The Unsinkable Katie Couric

Her life has been defined by enviable opportunities heart-wrenching tragedies. As Couric tackles her daytime talk show, Katie, she opens up about regrets, resilience and romance after 50

by Amanda Robb
katie couric image
Photograph: Peggy Sirota

In a way, Couric seems to be weathering all this midlife change by opening up more than ever to her audience. On a September show about eating disorders, she revealed for the first time that in her twenties she struggled with bulimia. “I [was] asking people to reveal their innermost feelings about [this issue], and I actually know about it. I have had this issue; my sister Emily, who passed away, had this issue. So I thought, This is the time. I tried to do it in a way that wasn’t, ‘I had bulimia!’ But just ‘I had bulimia, and I know this mind game that goes on where if you don’t adhere to this strict calorie restriction, it makes you feel really bad about yourself, and this vicious cycle kicks in.’ ” Her revelation was picked up by People, Us and Celebuzz. “I had no idea it would be a big bulletin,” Couric says. “But I think it got traction because in a way people see me as somebody who has her shit together.”

Certainly, that’s part of her appeal. Many journalists display a whiff of condescension toward the people they probe, but for all her success, wealth and fame, Couric just wants to talk. She so obviously believes in story—her guests’, her own, even her daughters’. Though she protects the girls’ privacy, she encourages them to share what presses on their hearts. “There are moments where I crumble at the thought of my father, often unexpectedly,” Ellie Monahan, now 21 and a senior at Yale, wrote last year for the Huffington Post. “I dread the annual father-daughter dance both in grade school and now in my sorority, a tradition my mother tried to abolish on behalf of all the fatherless daughters in my school . . . to no avail.

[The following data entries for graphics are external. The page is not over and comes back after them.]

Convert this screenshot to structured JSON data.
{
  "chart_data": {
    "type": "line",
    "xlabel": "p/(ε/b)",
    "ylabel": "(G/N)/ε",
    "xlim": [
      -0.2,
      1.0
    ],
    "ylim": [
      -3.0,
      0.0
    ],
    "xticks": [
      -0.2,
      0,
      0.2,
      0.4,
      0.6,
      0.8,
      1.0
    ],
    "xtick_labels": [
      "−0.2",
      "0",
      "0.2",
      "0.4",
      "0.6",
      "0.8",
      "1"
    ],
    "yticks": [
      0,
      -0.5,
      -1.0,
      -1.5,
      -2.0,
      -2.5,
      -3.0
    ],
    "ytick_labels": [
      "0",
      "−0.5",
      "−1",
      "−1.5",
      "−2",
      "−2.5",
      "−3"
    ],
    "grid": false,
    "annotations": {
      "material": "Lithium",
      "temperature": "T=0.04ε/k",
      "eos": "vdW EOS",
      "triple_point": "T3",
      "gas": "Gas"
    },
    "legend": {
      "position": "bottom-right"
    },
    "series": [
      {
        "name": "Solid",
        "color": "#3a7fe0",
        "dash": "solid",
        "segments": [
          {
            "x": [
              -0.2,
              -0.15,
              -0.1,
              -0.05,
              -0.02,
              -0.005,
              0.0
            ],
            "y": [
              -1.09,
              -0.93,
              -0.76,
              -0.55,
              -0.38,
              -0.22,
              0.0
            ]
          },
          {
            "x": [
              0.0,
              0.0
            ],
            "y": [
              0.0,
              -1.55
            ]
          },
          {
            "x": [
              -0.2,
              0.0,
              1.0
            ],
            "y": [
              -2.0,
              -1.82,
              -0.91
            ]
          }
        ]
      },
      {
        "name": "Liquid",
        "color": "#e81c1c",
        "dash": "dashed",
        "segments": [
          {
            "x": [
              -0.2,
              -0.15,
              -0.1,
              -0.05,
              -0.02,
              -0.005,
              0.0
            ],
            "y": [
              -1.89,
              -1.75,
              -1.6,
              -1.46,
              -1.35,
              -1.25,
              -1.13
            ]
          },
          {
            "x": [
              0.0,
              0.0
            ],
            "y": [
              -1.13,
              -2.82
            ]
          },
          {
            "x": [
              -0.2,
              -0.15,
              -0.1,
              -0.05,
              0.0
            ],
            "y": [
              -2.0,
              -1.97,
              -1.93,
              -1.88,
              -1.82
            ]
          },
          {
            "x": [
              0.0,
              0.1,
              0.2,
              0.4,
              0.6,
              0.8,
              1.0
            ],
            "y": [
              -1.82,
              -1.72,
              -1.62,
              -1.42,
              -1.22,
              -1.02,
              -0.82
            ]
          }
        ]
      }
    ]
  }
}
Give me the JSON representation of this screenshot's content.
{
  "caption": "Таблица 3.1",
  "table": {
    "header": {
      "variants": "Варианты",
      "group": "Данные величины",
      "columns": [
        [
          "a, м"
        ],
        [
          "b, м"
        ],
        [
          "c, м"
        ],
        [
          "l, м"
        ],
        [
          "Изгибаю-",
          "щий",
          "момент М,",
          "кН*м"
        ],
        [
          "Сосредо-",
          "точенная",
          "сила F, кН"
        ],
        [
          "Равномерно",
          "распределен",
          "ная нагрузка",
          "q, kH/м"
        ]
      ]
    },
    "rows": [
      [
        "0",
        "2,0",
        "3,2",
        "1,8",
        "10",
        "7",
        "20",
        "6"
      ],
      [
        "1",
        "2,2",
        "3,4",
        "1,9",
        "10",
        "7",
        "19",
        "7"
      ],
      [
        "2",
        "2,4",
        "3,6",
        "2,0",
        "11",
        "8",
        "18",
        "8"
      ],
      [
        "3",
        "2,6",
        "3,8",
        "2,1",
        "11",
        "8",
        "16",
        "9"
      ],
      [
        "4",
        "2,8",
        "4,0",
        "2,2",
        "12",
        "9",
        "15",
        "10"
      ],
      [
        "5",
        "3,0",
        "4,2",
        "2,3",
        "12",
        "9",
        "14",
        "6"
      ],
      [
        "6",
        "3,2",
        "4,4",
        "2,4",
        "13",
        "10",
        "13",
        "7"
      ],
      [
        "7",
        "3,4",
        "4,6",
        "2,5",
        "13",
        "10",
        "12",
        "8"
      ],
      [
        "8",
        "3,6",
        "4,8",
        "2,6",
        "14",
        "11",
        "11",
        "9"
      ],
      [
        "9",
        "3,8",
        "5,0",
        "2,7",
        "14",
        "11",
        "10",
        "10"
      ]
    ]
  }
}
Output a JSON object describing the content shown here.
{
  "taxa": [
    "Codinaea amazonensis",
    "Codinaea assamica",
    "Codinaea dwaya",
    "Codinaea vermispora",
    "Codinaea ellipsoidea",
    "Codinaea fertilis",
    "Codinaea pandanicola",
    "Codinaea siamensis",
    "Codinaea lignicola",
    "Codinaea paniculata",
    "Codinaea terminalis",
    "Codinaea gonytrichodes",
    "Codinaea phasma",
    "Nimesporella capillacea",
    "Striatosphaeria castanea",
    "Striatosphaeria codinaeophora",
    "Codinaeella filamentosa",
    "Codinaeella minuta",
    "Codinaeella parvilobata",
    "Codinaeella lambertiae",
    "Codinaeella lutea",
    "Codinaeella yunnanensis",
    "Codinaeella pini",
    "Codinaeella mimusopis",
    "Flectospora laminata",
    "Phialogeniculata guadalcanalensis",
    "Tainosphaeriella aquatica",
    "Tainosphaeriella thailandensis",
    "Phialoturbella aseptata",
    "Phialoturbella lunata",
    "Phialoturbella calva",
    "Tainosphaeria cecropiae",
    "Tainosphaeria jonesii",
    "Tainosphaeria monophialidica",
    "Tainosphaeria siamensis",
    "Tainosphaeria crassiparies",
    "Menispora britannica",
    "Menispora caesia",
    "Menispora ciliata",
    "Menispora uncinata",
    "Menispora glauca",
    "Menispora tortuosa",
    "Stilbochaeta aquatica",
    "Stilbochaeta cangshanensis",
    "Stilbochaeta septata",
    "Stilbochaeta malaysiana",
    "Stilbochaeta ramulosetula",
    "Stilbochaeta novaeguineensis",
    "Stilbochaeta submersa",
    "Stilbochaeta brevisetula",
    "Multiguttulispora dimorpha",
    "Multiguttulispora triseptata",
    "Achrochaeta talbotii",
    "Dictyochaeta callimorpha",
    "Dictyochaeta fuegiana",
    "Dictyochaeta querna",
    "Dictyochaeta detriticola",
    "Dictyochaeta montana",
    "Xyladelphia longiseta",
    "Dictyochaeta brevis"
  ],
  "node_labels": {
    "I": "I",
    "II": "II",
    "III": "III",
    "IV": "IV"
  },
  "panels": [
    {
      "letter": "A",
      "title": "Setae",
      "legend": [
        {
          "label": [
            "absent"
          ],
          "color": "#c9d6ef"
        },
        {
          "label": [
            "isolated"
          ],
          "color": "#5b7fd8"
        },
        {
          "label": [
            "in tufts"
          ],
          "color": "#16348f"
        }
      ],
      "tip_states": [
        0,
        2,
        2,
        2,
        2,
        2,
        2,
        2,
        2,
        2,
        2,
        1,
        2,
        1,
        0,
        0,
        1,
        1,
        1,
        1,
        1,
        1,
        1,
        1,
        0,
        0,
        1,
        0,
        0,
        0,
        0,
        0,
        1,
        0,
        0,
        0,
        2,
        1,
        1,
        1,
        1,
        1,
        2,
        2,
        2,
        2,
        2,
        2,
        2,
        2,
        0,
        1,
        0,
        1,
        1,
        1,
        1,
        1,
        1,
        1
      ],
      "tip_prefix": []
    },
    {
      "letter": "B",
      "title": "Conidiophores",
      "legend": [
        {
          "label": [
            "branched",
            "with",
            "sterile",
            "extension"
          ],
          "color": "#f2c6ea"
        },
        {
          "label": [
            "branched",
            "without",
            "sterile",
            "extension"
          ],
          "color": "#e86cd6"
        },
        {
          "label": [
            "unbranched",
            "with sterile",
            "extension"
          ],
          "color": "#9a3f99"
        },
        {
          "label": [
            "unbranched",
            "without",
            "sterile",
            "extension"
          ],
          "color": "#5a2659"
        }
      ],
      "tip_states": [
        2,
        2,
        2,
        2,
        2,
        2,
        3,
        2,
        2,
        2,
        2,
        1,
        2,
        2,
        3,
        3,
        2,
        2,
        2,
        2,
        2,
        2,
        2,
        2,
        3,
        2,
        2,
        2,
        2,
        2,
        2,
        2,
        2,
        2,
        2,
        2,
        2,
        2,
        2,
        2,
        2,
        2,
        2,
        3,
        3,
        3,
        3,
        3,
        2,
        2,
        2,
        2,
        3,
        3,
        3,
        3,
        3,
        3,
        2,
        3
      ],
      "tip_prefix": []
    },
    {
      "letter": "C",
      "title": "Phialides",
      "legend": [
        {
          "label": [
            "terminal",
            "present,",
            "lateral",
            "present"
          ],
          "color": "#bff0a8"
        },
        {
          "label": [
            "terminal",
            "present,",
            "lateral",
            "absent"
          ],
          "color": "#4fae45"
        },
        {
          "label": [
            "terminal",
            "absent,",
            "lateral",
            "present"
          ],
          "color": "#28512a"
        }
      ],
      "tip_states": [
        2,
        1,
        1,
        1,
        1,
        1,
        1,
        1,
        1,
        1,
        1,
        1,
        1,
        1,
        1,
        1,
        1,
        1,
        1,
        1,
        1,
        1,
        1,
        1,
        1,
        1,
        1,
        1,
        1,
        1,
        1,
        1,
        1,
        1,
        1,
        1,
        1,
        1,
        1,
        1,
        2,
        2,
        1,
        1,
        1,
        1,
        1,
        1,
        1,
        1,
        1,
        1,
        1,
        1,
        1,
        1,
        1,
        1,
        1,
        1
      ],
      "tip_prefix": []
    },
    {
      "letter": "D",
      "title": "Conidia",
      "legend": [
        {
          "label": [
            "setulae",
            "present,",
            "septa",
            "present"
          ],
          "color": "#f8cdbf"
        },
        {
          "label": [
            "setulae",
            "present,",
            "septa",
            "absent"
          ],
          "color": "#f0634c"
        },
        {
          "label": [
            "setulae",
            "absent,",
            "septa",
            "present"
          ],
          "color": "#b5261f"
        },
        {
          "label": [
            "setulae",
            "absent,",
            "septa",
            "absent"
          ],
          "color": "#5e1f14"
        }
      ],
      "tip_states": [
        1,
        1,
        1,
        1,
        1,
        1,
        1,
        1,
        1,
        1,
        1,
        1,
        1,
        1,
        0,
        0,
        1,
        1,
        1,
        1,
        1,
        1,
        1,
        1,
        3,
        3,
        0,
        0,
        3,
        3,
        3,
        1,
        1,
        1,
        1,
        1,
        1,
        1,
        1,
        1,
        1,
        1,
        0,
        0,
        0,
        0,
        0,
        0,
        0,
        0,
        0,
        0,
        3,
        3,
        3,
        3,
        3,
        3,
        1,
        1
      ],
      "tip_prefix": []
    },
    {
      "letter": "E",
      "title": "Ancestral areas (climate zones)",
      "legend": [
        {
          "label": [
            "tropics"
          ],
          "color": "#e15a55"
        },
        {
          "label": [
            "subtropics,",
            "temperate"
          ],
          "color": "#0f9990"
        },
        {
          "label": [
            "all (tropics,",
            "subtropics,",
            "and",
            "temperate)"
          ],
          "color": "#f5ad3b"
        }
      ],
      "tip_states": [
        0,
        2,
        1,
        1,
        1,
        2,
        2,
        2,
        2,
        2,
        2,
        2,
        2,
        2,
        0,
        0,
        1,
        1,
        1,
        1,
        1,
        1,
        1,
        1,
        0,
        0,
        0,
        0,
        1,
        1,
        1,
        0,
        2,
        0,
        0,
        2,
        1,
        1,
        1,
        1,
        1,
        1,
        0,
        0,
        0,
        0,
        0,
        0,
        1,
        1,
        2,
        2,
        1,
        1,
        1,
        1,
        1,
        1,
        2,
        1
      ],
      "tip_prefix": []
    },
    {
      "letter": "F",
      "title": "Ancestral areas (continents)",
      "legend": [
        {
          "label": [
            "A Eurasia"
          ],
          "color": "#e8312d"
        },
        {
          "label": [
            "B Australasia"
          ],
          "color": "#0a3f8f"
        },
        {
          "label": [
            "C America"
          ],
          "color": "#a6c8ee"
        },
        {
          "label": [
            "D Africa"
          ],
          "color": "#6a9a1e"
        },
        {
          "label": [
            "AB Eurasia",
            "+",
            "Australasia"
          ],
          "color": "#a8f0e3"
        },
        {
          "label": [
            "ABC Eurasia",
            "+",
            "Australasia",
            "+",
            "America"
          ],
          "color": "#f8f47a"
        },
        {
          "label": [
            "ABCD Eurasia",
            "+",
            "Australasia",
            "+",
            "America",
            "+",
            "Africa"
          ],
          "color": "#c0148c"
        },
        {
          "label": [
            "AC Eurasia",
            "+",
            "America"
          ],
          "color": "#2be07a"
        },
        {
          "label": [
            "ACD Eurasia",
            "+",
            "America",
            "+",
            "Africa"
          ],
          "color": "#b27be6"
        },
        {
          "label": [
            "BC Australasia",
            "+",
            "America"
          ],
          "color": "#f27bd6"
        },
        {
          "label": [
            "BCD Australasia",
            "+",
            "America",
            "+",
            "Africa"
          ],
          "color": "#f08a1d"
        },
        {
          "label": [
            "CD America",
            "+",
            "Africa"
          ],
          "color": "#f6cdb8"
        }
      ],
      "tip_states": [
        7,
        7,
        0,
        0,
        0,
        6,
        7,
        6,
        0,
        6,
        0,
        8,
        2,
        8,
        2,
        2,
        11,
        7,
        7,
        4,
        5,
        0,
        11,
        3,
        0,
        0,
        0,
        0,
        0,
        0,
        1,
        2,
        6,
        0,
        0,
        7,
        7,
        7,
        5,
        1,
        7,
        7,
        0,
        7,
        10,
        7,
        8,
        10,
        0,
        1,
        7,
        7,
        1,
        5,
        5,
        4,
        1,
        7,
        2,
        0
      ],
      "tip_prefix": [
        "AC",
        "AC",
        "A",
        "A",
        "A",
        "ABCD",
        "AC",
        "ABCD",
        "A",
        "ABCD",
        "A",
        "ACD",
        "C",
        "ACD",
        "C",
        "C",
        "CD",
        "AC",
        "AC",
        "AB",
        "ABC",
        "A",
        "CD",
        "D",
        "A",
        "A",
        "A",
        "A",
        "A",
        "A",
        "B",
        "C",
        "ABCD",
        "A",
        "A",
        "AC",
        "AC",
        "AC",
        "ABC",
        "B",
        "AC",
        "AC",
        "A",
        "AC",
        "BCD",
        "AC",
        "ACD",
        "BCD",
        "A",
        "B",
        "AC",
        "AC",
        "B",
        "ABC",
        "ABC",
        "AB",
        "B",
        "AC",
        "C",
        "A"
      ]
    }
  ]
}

One year I asked my mom if Brad Pitt could be a stand-in . . . Matt Lauer was a distant second. I ultimately decided to stay home.”

So there it is. Rather than reporting storms from a newsroom, Couric weathers them, trying to figure out how and why we survive. After a late-afternoon meeting, she pulls her producer aside and says, “Get me out there!”—to the floods, the downed electrical lines, the blackouts. Couric knows she will be knee-deep in suffering. But that’s where Couric’s stories are. That is where her heart is.